Avec Aucun homme ni dieu, Jeremy Saulnier signe un thriller ambitieux mais confus [critique]
Netflix

Hold The Dark aurait mérité une fin plus claire pour être pleinement efficace.

Jeremy Saulnier, acclamé pour Green Room (2015) et surtout Blue Ruin  (2013) réalise Hold the Dark, traduit en français Aucun homme ni dieu, qui est diffusé sur Netflix depuis le 28 septembre 2018. Que vaut sa nouvelle réalisation ? Voici notre verdict. 

Ce thriller se déroulant dans un village paumé au fin fond de l’Alaska est tiré d’un roman de William Giraldi racontant l’enquête de Russell Core, un écrivain expert en loups (joué par Jeffrey Wright) qui est appelé par une femme (Medora Sloane, jouée par Riley Keough) pour traquer la bête qui a enlevé -et sans doute tué- son fils. Celui-ci veut profiter de ses recherches en Alaska pour renouer avec sa fille, mais son investigation se complique au retour du père de l’enfant disparu, Vernon (Alexander Skarsgard), qui revient de la guerre, blessé.

Le réalisateur profite de son sujet fortement symbolique pour signer un film ambitieux sur le fond et sur la forme. Visuellement, Hold the Dark est beau, Saulnier filmant avec autant de soin la nature hostile que les intérieurs sombres. Il propose aussi quelques prouesses de mise en scène, notamment une fusillade soudaine et violente, qui rappelle celles de Sicario ou de Wind River (tous deux signés Taylor Sheridan).

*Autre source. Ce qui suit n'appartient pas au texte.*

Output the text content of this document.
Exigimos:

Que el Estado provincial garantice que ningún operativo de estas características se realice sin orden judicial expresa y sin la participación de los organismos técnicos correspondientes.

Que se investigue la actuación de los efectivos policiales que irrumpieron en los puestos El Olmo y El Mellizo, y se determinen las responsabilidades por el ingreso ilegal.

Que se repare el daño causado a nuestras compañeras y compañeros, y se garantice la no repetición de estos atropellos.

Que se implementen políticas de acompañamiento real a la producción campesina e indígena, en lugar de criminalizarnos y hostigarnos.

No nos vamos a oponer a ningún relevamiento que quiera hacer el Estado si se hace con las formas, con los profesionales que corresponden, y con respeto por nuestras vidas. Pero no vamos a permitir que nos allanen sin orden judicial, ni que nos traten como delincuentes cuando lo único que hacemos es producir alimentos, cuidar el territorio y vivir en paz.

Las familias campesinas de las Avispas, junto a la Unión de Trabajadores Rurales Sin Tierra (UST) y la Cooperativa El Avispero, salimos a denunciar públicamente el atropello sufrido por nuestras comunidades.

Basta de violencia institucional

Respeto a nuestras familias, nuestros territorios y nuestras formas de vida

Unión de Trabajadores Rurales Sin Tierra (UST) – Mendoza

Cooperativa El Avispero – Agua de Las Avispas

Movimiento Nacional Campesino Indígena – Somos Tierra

En jouant sur plusieurs niveaux d’interprétations, l’histoire est également prenante. Le comportement des loups est par exemple mis en parallèle avec celui du couple principal, et la solitude physique des villageois fait évidemment référence à celle de l’homme en général. Saulnier prend visiblement un malin plaisir à perdre son enquêteur -et ses spectateurs- dans ce monde hostile, glacial, ce qui lui permet d’interroger la frontière entre bestialité et humanité en suivant le parcours parallèle de deux êtres fuyant leur humanité, et de leur "chasseur", qui sera paradoxalement sauvé.

Alors que son héros plonge dans cette nature sauvage, l’esprit noyé de questions, on se laisse prendre par l’intrigue, cherchant à comprendre ce qui pousse les personnages à commettre de tels actes. Le film ouvre sur plusieurs pistes, laissant même entendre, avec le jeu des masques, que son duo principal pourrait véritablement se transformer en loups. Ce ne sera finalement que symbolique, mais cette thématique est forte, intrigante. Jusqu’à ce final difficilement compréhensible, qui brise instantanément cette tension jusqu’ici efficace.

Aucun homme ni dieu (Hold the Dark) : que signifie la fin ?

Attention, spoilers !
Lorsque le couple se retrouve, il accepte sa part animale et fuit dans la nature en laissant leur chasseur agonisant. Celui-ci est sauvé par les hommes, et revient alors à l’humanité en retrouvant sa fille, à qui il promet de raconter ce qu’il lui est arrivé. En posant des mots sur son histoire, il choisit donc définitivement sa part humaine, contrairement aux parents coupables d’infanticide, qui rejettent la parole pour laisser parler leur bestialité. Tout ceci n’explique malheureusement pas pourquoi la femme et son mari ont agi de la sorte, et il faut revenir au bouquin (ou aller chercher une explication sur le web) pour comprendre clairement qu’ils sont en fait frère et sœur et que leur enfant et né de l’inceste. Sans cet élément, le film passe malheureusement à côté de son sujet, et toute la symbolique mise en place perd en intensité. C’est d’autant plus frustrant que le réalisateur appuie cette absence d’explication en faisant demander à l’un de ses personnages si l’enquêteur "a compris" ce qui était en train de se jouer sous ses yeux. A trop vouloir créer du mystère, Jeremy Saulnier boucle son histoire de façon confuse, alors qu’il aurait suffi de pas grand-chose pour que son film tienne en haleine jusqu’au bout. Dommage.